Written by Jack Boardman
How Much Cardio Do You Need?
If you’re looking to develop your weightlifting and would like to trim some body fat, it can be a polarising argument between gains and how you spend your limited time in the gym.
Here, we’ve tried to advise on both sides of the debate. There is, of course, the tough love answer: put in the work, mind your nutrition and manage cardio alongside a weightlifting regimen so that you achieve your muscle gain goals while keeping body fat low. Lean muscle gains require dedication and a well-devised plan. Unfortunately, a half-hearted approach will achieve half the results. If your time is a factor and you have two goals of muscle gain and fat burning, compartmentalising your approach may be the solution you’re looking for.
If you’re beginning as a weightlifter but wouldn’t consider yourself as devoted as some of the serious gainers in the gym, your aims may well feel comparatively simpler. Keeping things simple is good when planning your workouts for the week. Firstly, having it all down as a simple list of exercises you can tick off means you know exactly which muscles you’ve worked and when to plan your rests around them. But in compartmentalising your goals you needn’t over-complicate things too much. Cardio poses a major question for many, but it might be broken down into a more approachable issue.

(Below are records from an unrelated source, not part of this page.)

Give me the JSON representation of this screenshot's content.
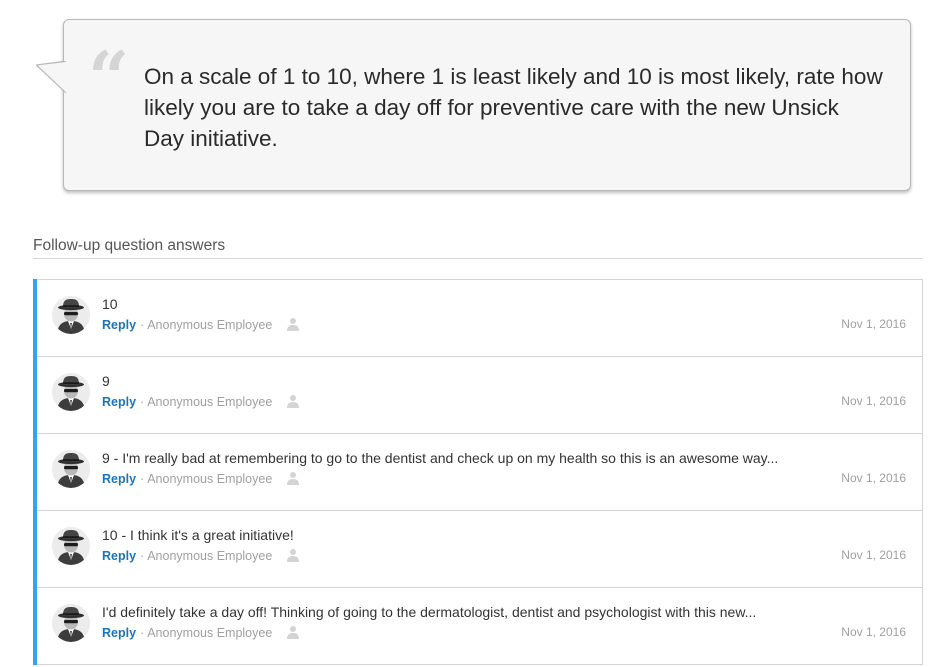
{
  "question": {
    "quote_glyph": "“",
    "text": "On a scale of 1 to 10, where 1 is least likely and 10 is most likely, rate how likely you are to take a day off for preventive care with the new Unsick Day initiative."
  },
  "followup_section": {
    "title": "Follow-up question answers"
  },
  "answers": [
    {
      "text": "10",
      "reply_label": "Reply",
      "separator": "·",
      "author": "Anonymous Employee",
      "date": "Nov 1, 2016"
    },
    {
      "text": "9",
      "reply_label": "Reply",
      "separator": "·",
      "author": "Anonymous Employee",
      "date": "Nov 1, 2016"
    },
    {
      "text": "9 - I'm really bad at remembering to go to the dentist and check up on my health so this is an awesome way...",
      "reply_label": "Reply",
      "separator": "·",
      "author": "Anonymous Employee",
      "date": "Nov 1, 2016"
    },
    {
      "text": "10 - I think it's a great initiative!",
      "reply_label": "Reply",
      "separator": "·",
      "author": "Anonymous Employee",
      "date": "Nov 1, 2016"
    },
    {
      "text": "I'd definitely take a day off! Thinking of going to the dermatologist, dentist and psychologist with this new...",
      "reply_label": "Reply",
      "separator": "·",
      "author": "Anonymous Employee",
      "date": "Nov 1, 2016"
    }
  ],
  "colors": {
    "accent_bar": "#3aa0f0",
    "reply_link": "#1e74b8",
    "bubble_bg": "#f6f6f6"
  },
  "icons": {
    "avatar": "anonymous-spy-avatar-icon",
    "quote": "open-quote-icon",
    "author_badge": "anonymous-person-icon"
  }
}
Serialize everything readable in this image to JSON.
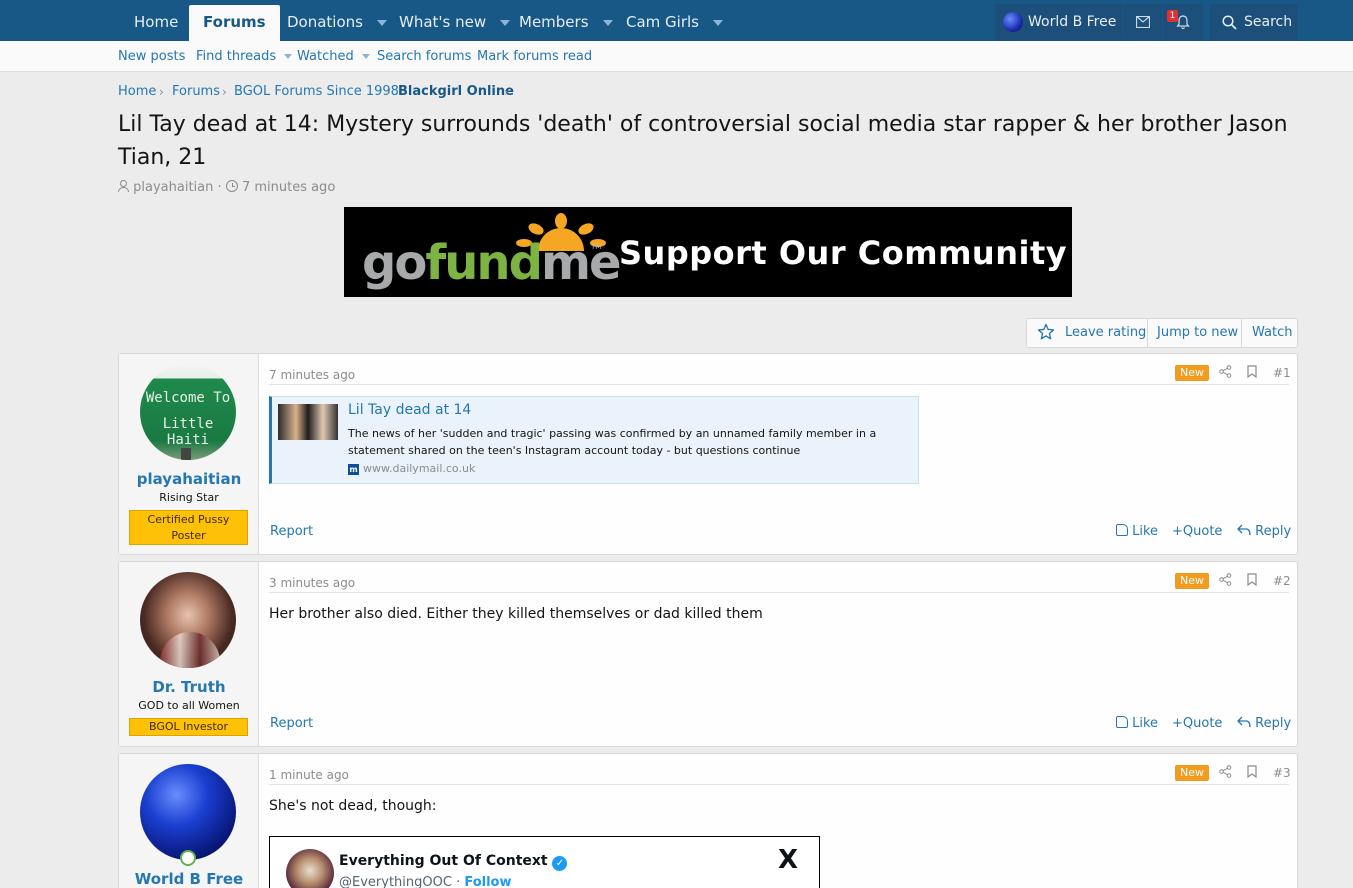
{
  "nav": {
    "tabs": [
      {
        "label": "Home"
      },
      {
        "label": "Forums"
      },
      {
        "label": "Donations"
      },
      {
        "label": "What's new"
      },
      {
        "label": "Members"
      },
      {
        "label": "Cam Girls"
      }
    ],
    "user": "World B Free",
    "alert_count": "1",
    "search_label": "Search"
  },
  "subnav": {
    "links": [
      "New posts",
      "Find threads",
      "Watched",
      "Search forums",
      "Mark forums read"
    ]
  },
  "breadcrumb": [
    "Home",
    "Forums",
    "BGOL Forums Since 1998",
    "Blackgirl Online"
  ],
  "thread": {
    "title": "Lil Tay dead at 14: Mystery surrounds 'death' of controversial social media star rapper & her brother Jason Tian, 21",
    "author": "playahaitian",
    "time": "7 minutes ago"
  },
  "banner": {
    "logo_go": "go",
    "logo_fund": "fund",
    "logo_me": "me",
    "tm": "TM",
    "tagline": "Support Our Community"
  },
  "actions": {
    "rating": "Leave rating",
    "jump": "Jump to new",
    "watch": "Watch"
  },
  "post_common": {
    "new": "New",
    "report": "Report",
    "like": "Like",
    "quote": "Quote",
    "reply": "Reply"
  },
  "posts": [
    {
      "username": "playahaitian",
      "user_title": "Rising Star",
      "badge": "Certified Pussy Poster",
      "avatar_text": [
        "Welcome To",
        "Little Haiti"
      ],
      "time": "7 minutes ago",
      "num": "#1",
      "link": {
        "title": "Lil Tay dead at 14",
        "desc": "The news of her 'sudden and tragic' passing was confirmed by an unnamed family member in a statement shared on the teen's Instagram account today - but questions continue",
        "domain": "www.dailymail.co.uk",
        "favicon": "m"
      }
    },
    {
      "username": "Dr. Truth",
      "user_title": "GOD to all Women",
      "badge": "BGOL Investor",
      "time": "3 minutes ago",
      "num": "#2",
      "body": "Her brother also died. Either they killed themselves or dad killed them"
    },
    {
      "username": "World B Free",
      "time": "1 minute ago",
      "num": "#3",
      "body": "She's not dead, though:",
      "embed": {
        "name": "Everything Out Of Context",
        "handle": "@EverythingOOC",
        "sep": " · ",
        "follow": "Follow",
        "x": "X"
      }
    }
  ],
  "colors": {
    "nav": "#185886",
    "link": "#2577b1",
    "new": "#f29c1f",
    "badge": "#ffc107"
  }
}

There are many benefits to cardiovascular training that benefit your overall health, but if you’re asking the question of how much cardio you need in terms of fat loss if your sole interest is gaining muscle, that depends on your diet, lifestyle and how much you’re lifting.
If you’re mostly inactive, which means you spend a lot of your day sitting down, mostly driving with limited walking, this will mean that your exercise likely comes from weightlifting. If you’re a beginner or don’t abide a very strict routine, when it comes to exercise, something is better than nothing. Many agree that once you’re lifting upwards of 20 sets in a session or training longer than 45 minutes you’re getting cardio training.
If you’re a couch potato and muscle gain is your sole interest, your theory is likely that you want to turn mass into muscle. Whereas weightlifting will put your energy resources to us and mean that future caloric consumption will go towards muscle hypertrophy when you workout, it’s not precisely the trade of your mass volume switching from fat to muscle – this would be achieved by trimming body fat and developing muscle. But hitting the gym to lift weights without cardio, you would initially find you’re losing weight because of the increased amount of calorie burning you’ll be performing.
The more you train, the more your body adjusts. Muscle building is actually your body’s reaction to believing the muscle fibres are ‘injured’ and accordingly heals and rebuilds them. The more regularly you burden your muscle fibres and allow them to recover, the more they will develop. The same goes for cardio. At first, your endurance and capacity for cardiovascular exercise will be low, but it will improve with repetition. Accordingly, improving your muscle strength and endurance in one area may benefit another.
It is likely that you are thinking along the lines that cardio will ‘steal’ from your muscle gains. This isn’t true. However, for serious bodybuilders in a strict training regimen, cardio would burn energy required for bodybuilding. As a beginner, you should be focussed on overall strength and training, and so the answer may be that you should put more focus on your weekly plan and assign a day – or better yet, make a rest day an active rest day and find time for a weekly run. This will mean that cardio training doesn’t cut into your weight gain goals and that you will simply need to make sure you get your protein and carbs to compensate.